Jan 2018 Liposomes – transdermal system
One of the biggest challenges in the skin care is the delivery of active ingredients directly into the skin. It is known that the properties of a cosmetic result not only from the active ingredients it contains, but also from an efficient use of these substances.
The outermost layer of the skin is called stratum corneum and it is the main barrier separating the human body from environment. Because of it many cosmetic ingredients can work only on the surface of the skin, e.i. water soluble substances can’t pass through the epidermal barrier at all.
The stratum corneum is built of corneocytes surrounded by lipid regions. The skin because of it can provide its protecting features as a barrier against harmful environmental factors. Defensive properties of stratum corneum inhibit the skin penetration.
It is known that the more of an active ingredient penetrates the stratum corneum barrier in an appropriate concentration, the more efficient a cosmetic is. In recent years in cosmetology, modern technologies of active ingredient encapsulation have been used more and more frequently in transporting active substances into the skin. Liposomes are most commonly used for this purpose.
Liposomes filled with active ingredients, can overcome the epidermal barrier and introduce the desired substances into the deeper layers of the skin.
Liposomes – how do they work?
Liposomes (“lipo” – fat, “soma” – body) are small water bubbles with a size of (0.01-1.0 microns) surrounded by a double lipid layer. The main task of it is to transport a variety of biologically active compounds.
Liposome consists of double lipid layer built of phospholipids and cholesterol, which encloses active ingredients.
Liposomes are formed spontaneously from phospholipids in an aqueous environment and are filled with a small amount of the aqueous solution from which they are formed. In association with the fact that the arrangement of phospholipids in liposomes is similar to the structure of a cell membrane, liposomes are able to penetrate deeper in the dermis. Thanks to this property it is possible to introduce active substances through subsequent layers of the epidermis.

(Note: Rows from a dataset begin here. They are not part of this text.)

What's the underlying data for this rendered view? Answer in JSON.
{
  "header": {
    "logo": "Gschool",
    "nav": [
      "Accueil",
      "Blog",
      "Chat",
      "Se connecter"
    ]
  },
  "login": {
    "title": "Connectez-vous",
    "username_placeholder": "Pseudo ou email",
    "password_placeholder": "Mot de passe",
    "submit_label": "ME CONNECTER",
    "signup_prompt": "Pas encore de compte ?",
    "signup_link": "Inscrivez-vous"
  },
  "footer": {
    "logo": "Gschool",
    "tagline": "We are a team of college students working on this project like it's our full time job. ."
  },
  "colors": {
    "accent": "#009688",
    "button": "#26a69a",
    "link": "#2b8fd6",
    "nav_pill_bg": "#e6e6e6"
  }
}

The liposomes used in cosmetic preparations play a dual role:
1 – they progressively release the active ingredients found in them;
2 – they penetrate the deeper layers of the skin.
Liposomes penetrate the stratum corneum and release active ingredients directly into the deeper layers of the skin.
These characteristics of liposomes make them ideal for the transport of sparingly soluble substances and the release of these substances in the desired location.
The properties of the modern liposomal encapsulation technology have been used in the creation and development of Pharmann’s cosmeceutical technology. Thanks to this, the active substances contained in the products more effectively penetrate the stratum corneum of the dermis – as a result, the products are more effective and efficient. The effects are more visible.